How Did You Start Your Morning?

The very first words out of my mouth this morning were, “Well, put down your rake.” My son had just woken up, came to find me and started climbing in my lap, trusty rake in hand.

I won’t let him sleep with the rake. I would let him sleep with it, but he knows it is either the rake or me. He would much rather have me lay down with him while he nods off to dreamland than sleep with the rake, although there are evenings I wish he would choose the rake over me. I digress…

He lays said rake by his bed when he goes to sleep at night and it is the first thing he grabs in the morning. I love to have him climb in my lap, but I refuse to be assaulted by a rake as he is doing it.

Right now it is the rake. Sometimes is a golf club. Other times it is a wooden dowel from his easel that he calls his “Bible candle” that serves as leaf blower, fishing rod, water hose or any number of other things – rarely having anything to do with the Bible. These items exist only to replace a stick because I will not allow sticks in the house.

Okay, I might allow a stick in the house, but what my son calls a stick most people would refer to as a branch. Minimum length – 3 feet. Minimum diameter – 1 inch. These are minimums remember.
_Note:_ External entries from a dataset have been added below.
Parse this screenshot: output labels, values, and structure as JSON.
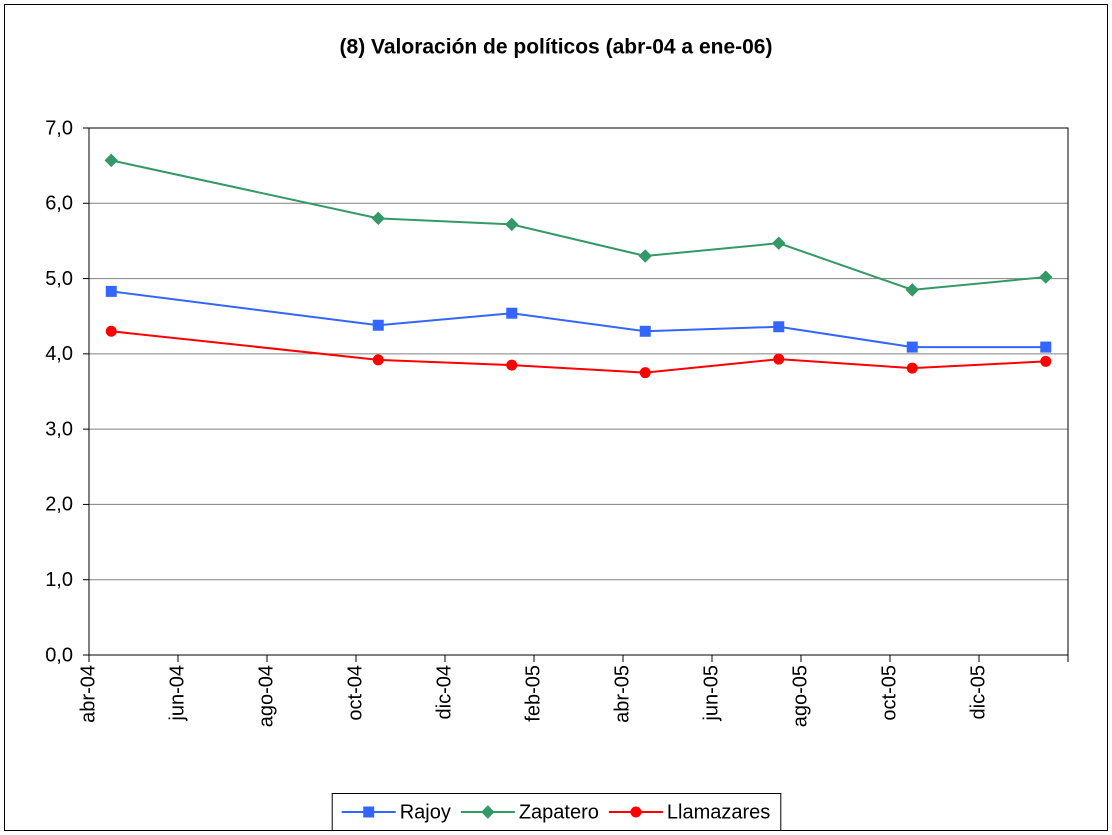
{
  "chart_data": {
    "type": "line",
    "title": "(8) Valoración de políticos (abr-04 a ene-06)",
    "x": [
      "2004-04",
      "2004-10",
      "2005-01",
      "2005-04",
      "2005-07",
      "2005-10",
      "2006-01"
    ],
    "series": [
      {
        "name": "Rajoy",
        "color": "#3366ff",
        "marker": "square",
        "values": [
          4.83,
          4.38,
          4.54,
          4.3,
          4.36,
          4.09,
          4.09
        ]
      },
      {
        "name": "Zapatero",
        "color": "#339966",
        "marker": "diamond",
        "values": [
          6.57,
          5.8,
          5.72,
          5.3,
          5.47,
          4.85,
          5.02
        ]
      },
      {
        "name": "Llamazares",
        "color": "#ff0000",
        "marker": "circle",
        "values": [
          4.3,
          3.92,
          3.85,
          3.75,
          3.93,
          3.81,
          3.9
        ]
      }
    ],
    "xlim": [
      "2004-04",
      "2006-02"
    ],
    "xticks": [
      {
        "value": "2004-04",
        "label": "abr-04"
      },
      {
        "value": "2004-06",
        "label": "jun-04"
      },
      {
        "value": "2004-08",
        "label": "ago-04"
      },
      {
        "value": "2004-10",
        "label": "oct-04"
      },
      {
        "value": "2004-12",
        "label": "dic-04"
      },
      {
        "value": "2005-02",
        "label": "feb-05"
      },
      {
        "value": "2005-04",
        "label": "abr-05"
      },
      {
        "value": "2005-06",
        "label": "jun-05"
      },
      {
        "value": "2005-08",
        "label": "ago-05"
      },
      {
        "value": "2005-10",
        "label": "oct-05"
      },
      {
        "value": "2005-12",
        "label": "dic-05"
      }
    ],
    "ylim": [
      0,
      7
    ],
    "yticks": [
      {
        "value": 0,
        "label": "0,0"
      },
      {
        "value": 1,
        "label": "1,0"
      },
      {
        "value": 2,
        "label": "2,0"
      },
      {
        "value": 3,
        "label": "3,0"
      },
      {
        "value": 4,
        "label": "4,0"
      },
      {
        "value": 5,
        "label": "5,0"
      },
      {
        "value": 6,
        "label": "6,0"
      },
      {
        "value": 7,
        "label": "7,0"
      }
    ],
    "grid": true,
    "legend": "bottom"
  }
}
I think he has the largest collection of sticks in existence. He finds them anywhere and everywhere and saves them all. He can spot them in the most hidden of places. He recently crawled into a flower bed and under bush at our local botanical garden to retrieve a stick he just couldn’t pass up. I promise you no one knew it was there. If an employee from the garden saw it they would have immediately removed it because it was not part of the display.

The sticks are all relegated to the garage. Most of the time they are corralled in his wagon, which he affectionately calls his “stick wagon.” Seriously? We have a wagon only for sticks? We only have one wagon. You can see where my son’s priorities lie.

He doesn’t suck his thumb. He doesn’t have a blanket. He doesn’t have a lovey. Trust me, I have tried. My son’s security comes in the form of a stick or similar substitute. The good news – sticks can be found anywhere. Although he is always on the lookout for the holy grail of sticks, he always has a place holder, or two, or three at the ready.

When I became a mother I never expected that very first words out of my mouth in the morning would ever be “Well, put down your rake.” I always thought each day would start with me giving my son a big smile, a big hug and an energetic and upbeat “Good morning!”

What I realized is that is doesn’t matter what the first words out of my mouth were this morning. What matters is that my son climbed in my lap first thing this morning and he didn’t mind putting down his rake. Mom still trumps the rake – at least for today. Love that boy.